LO 12 Illustrate how we sense the position and movement of our bodies.

Kinesthesia is the sense of position and movement of the body. We know how our body parts are oriented in space because of specialized nerve endings called proprio-ceptors, which are primarily located in the muscles and joints. Our proprioceptors monitor changes in the position of body parts and the tension in our muscles. The vestibular sense helps us deal with the effects of gravity, movement, and body position to keep us balanced.

Audio IllusionsLO 13 Identify the principles of perceptual organization.

Gestalt psychologists sought to explain how the human mind organizes stimuli from the environment. They realized the whole is greater than the sum of its parts, meaning the brain naturally organizes stimuli as a whole rather than parts and pieces. Gestalt indicates a tendency for human perception to be organized and complete. The organizational principles include: proximity, similarity, connectedness, closure, and continuity.

LO 14 Describe some of the visual cues used in depth perception.

Depth perception appears partially to be an innate ability. Children in the visual cliff experiment, for example, refuse to move toward what they perceive to be a drop-off.
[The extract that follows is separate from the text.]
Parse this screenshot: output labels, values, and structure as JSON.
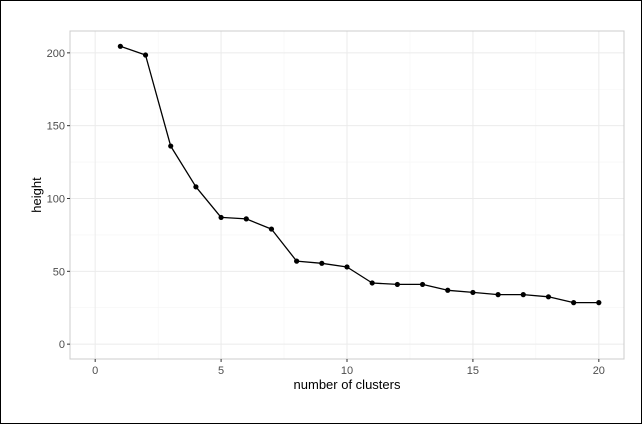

Binocular cues use information gathered from both eyes to help judge depth and distance. Monocular cues can be used by either eye alone and also help judge depth and distance.

LO 15 Define extrasensory perception and explain why psychologists dismiss claims of its legitimacy.

Extrasensory perception (ESP) is the purported ability to obtain information about the world without any sensory stimuli. The study of these kinds of phenomena is called parapsychology. There is no scientific evidence to back up claims of ESP and other parapsychology phenomena.